Research Article

First trimester prenatal diagnosis of congenital rubella: a laboratory investigation.

Br Med J (Clin Res Ed) 1986; 292 doi: https://doi.org/10.1136/bmj.292.6525.930 (Published 05 April 1986) Cite this as: Br Med J (Clin Res Ed) 1986;292:930
  1. G M Terry,
  2. L Ho-Terry,
  3. R C Warren,
  4. C H Rodeck,
  5. A Cohen,
  6. K R Rees

    Abstract

    Acute primary maternal infection with rubella virus during pregnancy often, but not invariably, leads to the congenital rubella syndrome. Diagnosis by detection of virus specific IgM in the mother is not always possible, and in those cases in which IgM is detected the fetus has not necessarily also been infected. A method for direct, prenatal detection of fetal infection would allow more accurate early diagnosis of congenital rubella syndrome.

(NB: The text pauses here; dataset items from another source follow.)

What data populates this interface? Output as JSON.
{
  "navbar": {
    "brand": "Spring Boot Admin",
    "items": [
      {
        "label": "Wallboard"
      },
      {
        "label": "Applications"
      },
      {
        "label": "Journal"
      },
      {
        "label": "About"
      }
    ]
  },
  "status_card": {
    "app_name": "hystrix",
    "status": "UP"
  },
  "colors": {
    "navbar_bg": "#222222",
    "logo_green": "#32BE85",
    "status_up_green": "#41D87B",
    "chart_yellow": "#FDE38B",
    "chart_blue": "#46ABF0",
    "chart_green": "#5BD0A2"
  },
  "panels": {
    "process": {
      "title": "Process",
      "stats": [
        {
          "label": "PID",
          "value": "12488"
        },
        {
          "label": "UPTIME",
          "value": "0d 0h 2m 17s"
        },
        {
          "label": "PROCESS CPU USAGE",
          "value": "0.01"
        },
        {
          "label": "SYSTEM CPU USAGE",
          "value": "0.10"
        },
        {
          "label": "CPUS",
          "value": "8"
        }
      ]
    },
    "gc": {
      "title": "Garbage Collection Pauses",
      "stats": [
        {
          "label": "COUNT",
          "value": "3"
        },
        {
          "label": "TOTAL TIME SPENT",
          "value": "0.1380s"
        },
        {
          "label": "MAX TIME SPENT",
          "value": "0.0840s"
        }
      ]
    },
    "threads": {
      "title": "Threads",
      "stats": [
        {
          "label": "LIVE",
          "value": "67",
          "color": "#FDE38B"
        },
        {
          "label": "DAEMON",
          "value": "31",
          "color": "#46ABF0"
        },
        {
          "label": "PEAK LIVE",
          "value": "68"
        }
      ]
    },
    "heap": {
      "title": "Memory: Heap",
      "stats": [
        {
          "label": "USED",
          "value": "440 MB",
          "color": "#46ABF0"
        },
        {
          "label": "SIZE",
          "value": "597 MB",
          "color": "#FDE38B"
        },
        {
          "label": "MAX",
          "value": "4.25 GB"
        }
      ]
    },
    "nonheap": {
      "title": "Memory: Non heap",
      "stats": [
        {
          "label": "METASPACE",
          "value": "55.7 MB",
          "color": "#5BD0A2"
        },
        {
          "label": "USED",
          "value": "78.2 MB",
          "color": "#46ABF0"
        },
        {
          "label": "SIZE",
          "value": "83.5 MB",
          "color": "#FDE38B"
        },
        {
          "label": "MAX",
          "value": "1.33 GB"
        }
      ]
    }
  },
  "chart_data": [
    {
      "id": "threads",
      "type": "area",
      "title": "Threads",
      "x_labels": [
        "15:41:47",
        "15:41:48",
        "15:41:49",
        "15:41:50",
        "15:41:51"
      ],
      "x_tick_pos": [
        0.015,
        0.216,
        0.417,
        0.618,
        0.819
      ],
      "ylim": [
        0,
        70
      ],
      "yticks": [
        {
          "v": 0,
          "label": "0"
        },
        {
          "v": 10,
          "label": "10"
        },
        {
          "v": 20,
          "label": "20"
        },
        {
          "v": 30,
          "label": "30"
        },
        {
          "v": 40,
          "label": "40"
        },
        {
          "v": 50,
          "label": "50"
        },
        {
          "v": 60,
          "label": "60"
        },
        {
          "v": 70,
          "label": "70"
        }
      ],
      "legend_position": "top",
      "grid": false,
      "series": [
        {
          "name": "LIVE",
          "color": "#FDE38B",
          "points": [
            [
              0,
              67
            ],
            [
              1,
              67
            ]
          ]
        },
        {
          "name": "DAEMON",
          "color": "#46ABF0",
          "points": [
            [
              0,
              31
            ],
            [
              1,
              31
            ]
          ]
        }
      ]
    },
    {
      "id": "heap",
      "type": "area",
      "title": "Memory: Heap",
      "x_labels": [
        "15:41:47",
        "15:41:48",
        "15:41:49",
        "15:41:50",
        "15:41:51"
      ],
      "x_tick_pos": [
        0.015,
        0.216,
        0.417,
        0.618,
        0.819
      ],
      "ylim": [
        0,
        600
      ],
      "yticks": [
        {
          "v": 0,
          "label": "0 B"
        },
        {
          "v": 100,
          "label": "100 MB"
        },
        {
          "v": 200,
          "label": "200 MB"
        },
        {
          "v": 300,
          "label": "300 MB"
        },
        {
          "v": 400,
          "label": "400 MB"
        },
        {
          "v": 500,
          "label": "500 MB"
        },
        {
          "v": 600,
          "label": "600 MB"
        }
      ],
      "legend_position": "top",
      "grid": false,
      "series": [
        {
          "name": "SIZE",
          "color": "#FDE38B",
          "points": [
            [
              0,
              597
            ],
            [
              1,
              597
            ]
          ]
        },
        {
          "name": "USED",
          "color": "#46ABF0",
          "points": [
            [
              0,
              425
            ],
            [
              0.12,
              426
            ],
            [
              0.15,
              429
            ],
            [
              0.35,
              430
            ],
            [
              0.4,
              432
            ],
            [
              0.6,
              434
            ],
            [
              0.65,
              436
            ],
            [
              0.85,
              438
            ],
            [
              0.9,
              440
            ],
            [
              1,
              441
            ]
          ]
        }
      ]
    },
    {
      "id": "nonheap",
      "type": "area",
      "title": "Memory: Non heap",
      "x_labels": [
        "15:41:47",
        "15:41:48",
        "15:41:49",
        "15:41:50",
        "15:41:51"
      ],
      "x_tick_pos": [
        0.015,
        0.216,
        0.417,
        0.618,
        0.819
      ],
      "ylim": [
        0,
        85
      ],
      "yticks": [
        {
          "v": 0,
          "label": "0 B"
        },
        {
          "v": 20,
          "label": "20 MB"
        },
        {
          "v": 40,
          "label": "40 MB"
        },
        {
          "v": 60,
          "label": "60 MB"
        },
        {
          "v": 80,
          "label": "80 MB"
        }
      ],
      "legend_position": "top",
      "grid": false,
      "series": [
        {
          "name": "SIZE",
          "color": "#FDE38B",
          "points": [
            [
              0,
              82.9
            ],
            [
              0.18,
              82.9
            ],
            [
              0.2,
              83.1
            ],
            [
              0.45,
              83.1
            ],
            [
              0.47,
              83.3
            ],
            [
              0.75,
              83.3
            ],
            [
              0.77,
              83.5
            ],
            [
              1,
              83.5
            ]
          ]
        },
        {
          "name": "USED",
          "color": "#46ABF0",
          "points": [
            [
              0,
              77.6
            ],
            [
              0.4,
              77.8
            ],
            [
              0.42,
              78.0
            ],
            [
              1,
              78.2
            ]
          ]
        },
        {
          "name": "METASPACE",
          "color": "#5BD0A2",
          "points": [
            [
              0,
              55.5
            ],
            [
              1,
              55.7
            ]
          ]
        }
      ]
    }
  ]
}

In this study a case of suspected preconception rubella infection that was not referred until 14 weeks after the appearance of a rash was studied to determine whether a retrospective serological diagnosis of primary rubella could be made, and whether direct evidence of fetal infection could be obtained from a chorionic villus biopsy specimen by detecting virus specific antigens or ribonucleic acid (RNA) sequences. Monoclonal antibodies and a cloned complementary deoxyribonucleic acid probe were used successfully to detect antigens to rubella virus antigens and RNA sequences in the chorionic villus biopsy specimen, which was taken at 15 weeks' gestation. This method should serve as a new approach to the diagnosis of congenital rubella syndrome in utero.